渡辺氏 繰り返しになるがGAPへの取り組みをベースに、他の産地としっかり差別化できる商品を開発することだ。食品原料の供給だけをしていても、利益は増えにくい。その前提には、GAPに沿って生産した農畜産物をHACCP対応の工場で加工する体制を整えることがある。
十勝には多くの農業関連組織があるが、目指すベクトルは必ずしも一致していない印象だ。付加価値向上を目的とした組織を統一し、地域一丸で商品開発に乗り出すことを期待する。
大野氏 消費者とのつながりをいかに深めていくかも重要だ。生産者の思いが十分に伝わっていない一方、食に対する関心を高めている消費者をわれわれが理解し切れていない面もある。行政を含め、地域全体でしっかり情報発信すべきだ。

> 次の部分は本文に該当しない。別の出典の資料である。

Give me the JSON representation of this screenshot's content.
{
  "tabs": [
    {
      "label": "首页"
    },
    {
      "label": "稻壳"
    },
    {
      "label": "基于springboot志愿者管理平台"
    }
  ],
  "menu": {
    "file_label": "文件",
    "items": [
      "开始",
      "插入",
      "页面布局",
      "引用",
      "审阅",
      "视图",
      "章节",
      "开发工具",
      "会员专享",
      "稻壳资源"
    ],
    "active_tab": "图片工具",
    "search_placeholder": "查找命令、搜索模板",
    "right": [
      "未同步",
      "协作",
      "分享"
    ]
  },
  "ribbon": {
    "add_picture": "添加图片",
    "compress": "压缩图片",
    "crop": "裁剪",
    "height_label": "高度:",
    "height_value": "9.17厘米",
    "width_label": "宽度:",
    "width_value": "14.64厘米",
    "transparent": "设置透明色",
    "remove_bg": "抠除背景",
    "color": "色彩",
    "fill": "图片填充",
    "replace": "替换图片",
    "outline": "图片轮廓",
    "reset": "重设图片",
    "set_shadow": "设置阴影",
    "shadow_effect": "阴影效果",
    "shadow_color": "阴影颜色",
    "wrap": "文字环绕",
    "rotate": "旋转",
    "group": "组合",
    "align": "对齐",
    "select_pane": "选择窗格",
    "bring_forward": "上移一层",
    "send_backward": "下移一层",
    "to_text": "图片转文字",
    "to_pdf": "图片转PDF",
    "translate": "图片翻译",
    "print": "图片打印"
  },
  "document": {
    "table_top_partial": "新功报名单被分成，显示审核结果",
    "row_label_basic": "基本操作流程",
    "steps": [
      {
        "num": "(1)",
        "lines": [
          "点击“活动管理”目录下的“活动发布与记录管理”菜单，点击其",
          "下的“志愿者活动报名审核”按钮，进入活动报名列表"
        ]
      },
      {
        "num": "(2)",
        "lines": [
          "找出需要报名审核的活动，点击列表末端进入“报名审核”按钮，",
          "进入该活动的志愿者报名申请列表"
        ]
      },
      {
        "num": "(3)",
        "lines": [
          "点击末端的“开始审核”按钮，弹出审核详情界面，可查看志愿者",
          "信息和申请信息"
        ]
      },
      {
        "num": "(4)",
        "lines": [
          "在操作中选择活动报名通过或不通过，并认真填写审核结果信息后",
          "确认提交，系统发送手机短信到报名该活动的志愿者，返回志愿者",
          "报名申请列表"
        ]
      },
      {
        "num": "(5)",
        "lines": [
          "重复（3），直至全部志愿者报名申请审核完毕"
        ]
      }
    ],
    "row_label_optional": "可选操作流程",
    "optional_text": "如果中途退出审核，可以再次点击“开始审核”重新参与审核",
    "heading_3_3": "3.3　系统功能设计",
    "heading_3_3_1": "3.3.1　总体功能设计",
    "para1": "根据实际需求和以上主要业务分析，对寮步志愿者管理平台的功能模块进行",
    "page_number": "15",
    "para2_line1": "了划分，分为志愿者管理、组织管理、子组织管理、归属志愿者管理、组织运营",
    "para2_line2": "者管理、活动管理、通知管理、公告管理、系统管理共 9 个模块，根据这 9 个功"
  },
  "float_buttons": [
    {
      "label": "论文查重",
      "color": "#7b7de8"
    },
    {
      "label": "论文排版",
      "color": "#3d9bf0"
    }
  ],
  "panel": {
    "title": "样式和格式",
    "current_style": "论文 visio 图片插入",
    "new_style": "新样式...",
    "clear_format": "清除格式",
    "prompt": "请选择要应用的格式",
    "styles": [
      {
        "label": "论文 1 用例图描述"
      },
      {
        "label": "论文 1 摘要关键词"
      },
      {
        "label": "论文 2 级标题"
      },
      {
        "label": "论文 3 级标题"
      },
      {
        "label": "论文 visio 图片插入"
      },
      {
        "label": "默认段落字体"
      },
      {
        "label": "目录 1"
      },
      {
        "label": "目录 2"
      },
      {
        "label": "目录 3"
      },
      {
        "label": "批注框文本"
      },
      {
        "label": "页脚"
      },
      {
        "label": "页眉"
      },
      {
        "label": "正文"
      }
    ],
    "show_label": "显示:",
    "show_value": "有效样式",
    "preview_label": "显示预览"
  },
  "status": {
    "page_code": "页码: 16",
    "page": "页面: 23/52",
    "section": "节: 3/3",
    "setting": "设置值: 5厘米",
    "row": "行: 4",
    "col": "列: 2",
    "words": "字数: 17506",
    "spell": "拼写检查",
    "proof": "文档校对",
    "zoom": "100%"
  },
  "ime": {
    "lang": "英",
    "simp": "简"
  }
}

井川氏 機械化も安全・安心と無関係ではない。JA中札内村では枝豆生産に力を入れ、加工作業の機械化を進めている。きっかけは人手不足への対応だったが、できるだけ人の手に触れないようにすることで衛生上のリスクを低減できると実感している。機械化によって、消費者から衛生面での信頼を得られる面がありそうだ。
農業生産工程管理と訳される。農薬や肥料の管理、異物混入の防止など、農畜産物の生産工程で細かくチェック項目を定め、順守するよう求める。グローバルGAPや日本版GAPでは、生産者が順守しているかを専門機関が認証する。一方、管内JAで構成するJAネットワーク十勝は独自の「十勝型GAP」を2010年に策定。18年度から、グローバルGAPなどの認証取得を目指すステップと位置付けた。認証の仕組みはないが、管内農業全体の底上げのため生産者に幅広く順守を呼び掛ける。